Parmi les témoignages diffusés en troisième partie, quelques-uns sont à marquer d'une pierre blanche: celui de l'éminent professeur de droit, Raphaël Draï, issu d'une famille juive de Constantine; celui, d'une rare franchise mais foncièrement émouvant, de Jean-Claude Perez; celui de l'hispanisante Andrée Bachoud, auteur d'une excellente biographie de Franco, qui enseignait au lycée Stéphane Gsell, à Oran, en 1961 : ses propos sont d'une haute tenue et évoquent parfaitement le contexte de cette triste année.
A contrario, le montage est systématiquement plus généreux pour les témoins « qui pensent bien ». On entend ainsi une Algérienne, appartenant à une famille de riches commerçants de Bougie, dont le père a été assassiné, pour des raisons non éclaircies, par ses coreligionnaires, ce qui a décidé l'intervenante à prendre parti pour le FLN. À noter, qu'elle dit, mais personne ne commente, qu'un chauffeur l'amenait chaque matin à l'école, ce qui était loin d'être le cas de la majorité des enfants pieds-noirs. Passons plus rapidement sur les propos lénifiants de ce pédiatre algérois, fils qu'un grand professeur de biochimie, qui a fait le choix de l'indépendance et a acquis la nationalité algérienne; on se réjouira de découvrir, sur internet, qu'il a fourni du sang au FLN en 1962 et qu'il fit partie, à plusieurs reprises de délégations officielles reçues par Fidel Castro !

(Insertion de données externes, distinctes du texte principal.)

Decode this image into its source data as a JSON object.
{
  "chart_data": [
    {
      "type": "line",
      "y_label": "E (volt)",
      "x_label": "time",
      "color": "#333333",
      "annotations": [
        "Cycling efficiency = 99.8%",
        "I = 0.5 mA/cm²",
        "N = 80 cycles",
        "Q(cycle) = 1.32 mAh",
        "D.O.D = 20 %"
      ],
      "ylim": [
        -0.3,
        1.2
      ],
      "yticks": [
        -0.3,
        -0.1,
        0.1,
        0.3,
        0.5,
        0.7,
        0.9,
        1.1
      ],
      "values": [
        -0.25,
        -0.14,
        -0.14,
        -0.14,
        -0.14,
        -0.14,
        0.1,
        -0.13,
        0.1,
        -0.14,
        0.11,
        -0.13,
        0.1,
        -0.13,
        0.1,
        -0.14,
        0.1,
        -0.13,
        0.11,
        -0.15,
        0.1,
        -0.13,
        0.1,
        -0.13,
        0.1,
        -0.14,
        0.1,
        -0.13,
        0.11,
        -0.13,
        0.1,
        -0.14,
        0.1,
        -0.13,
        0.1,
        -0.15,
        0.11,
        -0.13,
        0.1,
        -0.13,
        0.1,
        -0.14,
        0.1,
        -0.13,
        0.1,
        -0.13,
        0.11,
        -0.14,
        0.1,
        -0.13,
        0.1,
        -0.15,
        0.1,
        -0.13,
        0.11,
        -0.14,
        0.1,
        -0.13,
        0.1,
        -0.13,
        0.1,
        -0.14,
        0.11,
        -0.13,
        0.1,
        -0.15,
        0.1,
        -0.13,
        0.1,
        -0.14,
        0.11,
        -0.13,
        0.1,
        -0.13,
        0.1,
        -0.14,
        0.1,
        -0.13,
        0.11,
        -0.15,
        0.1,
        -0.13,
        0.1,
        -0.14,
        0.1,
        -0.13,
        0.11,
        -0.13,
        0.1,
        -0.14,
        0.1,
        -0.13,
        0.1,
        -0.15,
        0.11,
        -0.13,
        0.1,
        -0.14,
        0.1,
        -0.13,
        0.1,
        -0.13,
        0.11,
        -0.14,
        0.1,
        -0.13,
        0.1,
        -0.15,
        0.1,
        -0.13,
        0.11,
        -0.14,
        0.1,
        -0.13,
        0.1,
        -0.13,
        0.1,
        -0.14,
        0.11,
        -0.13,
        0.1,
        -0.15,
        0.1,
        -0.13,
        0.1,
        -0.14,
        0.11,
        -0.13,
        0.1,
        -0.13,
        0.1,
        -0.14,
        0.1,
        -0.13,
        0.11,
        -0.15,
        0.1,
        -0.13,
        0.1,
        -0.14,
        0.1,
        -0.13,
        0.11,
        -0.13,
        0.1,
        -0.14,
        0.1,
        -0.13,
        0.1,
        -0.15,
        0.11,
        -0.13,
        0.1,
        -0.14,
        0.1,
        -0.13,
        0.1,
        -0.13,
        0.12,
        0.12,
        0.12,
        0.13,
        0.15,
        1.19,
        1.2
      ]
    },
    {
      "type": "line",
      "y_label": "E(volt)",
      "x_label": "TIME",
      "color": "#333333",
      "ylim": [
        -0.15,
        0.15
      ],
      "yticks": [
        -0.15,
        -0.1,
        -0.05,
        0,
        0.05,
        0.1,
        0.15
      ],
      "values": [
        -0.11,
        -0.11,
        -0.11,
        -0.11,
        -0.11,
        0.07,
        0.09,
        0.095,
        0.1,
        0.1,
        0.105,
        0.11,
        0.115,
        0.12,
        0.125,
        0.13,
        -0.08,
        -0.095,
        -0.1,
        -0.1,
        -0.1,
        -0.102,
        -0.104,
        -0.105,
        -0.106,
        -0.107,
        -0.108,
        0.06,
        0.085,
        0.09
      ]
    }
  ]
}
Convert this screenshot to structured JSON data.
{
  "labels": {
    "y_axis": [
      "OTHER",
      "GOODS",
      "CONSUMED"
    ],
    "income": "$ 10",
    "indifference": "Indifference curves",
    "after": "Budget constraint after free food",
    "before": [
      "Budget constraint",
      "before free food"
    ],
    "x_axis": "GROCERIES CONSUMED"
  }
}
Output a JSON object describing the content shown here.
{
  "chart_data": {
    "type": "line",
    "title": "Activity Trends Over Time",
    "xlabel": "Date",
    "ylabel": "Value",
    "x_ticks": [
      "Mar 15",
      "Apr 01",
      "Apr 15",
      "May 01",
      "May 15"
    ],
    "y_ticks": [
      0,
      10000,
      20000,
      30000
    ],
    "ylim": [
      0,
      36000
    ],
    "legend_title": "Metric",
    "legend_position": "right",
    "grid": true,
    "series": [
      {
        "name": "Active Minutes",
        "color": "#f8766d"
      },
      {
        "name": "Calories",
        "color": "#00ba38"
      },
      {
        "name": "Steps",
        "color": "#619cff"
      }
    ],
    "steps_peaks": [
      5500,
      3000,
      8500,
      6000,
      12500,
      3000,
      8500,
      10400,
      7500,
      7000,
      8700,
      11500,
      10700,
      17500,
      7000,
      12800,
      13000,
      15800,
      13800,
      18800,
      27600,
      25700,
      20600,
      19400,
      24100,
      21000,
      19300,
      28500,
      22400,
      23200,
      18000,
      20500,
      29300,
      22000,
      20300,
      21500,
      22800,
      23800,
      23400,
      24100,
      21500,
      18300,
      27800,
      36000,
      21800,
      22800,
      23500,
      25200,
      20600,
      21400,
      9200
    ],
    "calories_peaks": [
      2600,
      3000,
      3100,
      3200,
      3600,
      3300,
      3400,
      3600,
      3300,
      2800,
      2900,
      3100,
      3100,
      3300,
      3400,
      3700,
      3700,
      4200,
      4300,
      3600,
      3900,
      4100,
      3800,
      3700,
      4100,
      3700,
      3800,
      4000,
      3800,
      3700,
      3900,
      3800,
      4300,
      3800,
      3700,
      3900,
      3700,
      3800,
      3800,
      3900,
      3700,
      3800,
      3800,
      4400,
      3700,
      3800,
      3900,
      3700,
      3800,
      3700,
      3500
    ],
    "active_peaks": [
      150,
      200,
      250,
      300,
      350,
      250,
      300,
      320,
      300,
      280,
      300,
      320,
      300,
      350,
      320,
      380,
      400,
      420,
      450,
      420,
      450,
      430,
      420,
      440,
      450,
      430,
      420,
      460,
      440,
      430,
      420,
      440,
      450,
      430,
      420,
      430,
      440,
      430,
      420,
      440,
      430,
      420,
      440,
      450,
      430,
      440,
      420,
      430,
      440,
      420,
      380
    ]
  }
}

Enfin, on apprend que ceux qui retournent en Algérie, retrouvent leurs tombes familiales intactes : nos compatriotes, justement sensibilisés par cette question douloureuse, apprécieront. Pour conclure, tout n'est pas erroné mais tout est orienté selon le conformisme politique actuel. On peut se féliciter cependant d'une chose: le choix de l'écrivain Boualem Sansal comme « grand témoin ». Il faut saluer la justesse avec laquelle il a su restituer ses impressions d'enfance. De sa voix calme et posée, il a souvent remis les experts idéologues sur une voie plus réaliste, rétablissant une approche plus mesurée des relations entre les deux communautés. Seul, il ose dénoncer les gouvernants issus de la guerre d'indépendance et des conflits entre factions rivales, allant jusqu'à parler de cette «guerre d'Algérie commencée en 1962 et qui n'est toujours pas terminée ». Cela permet de ne pas totalement désespérer de l'intelligence humaine.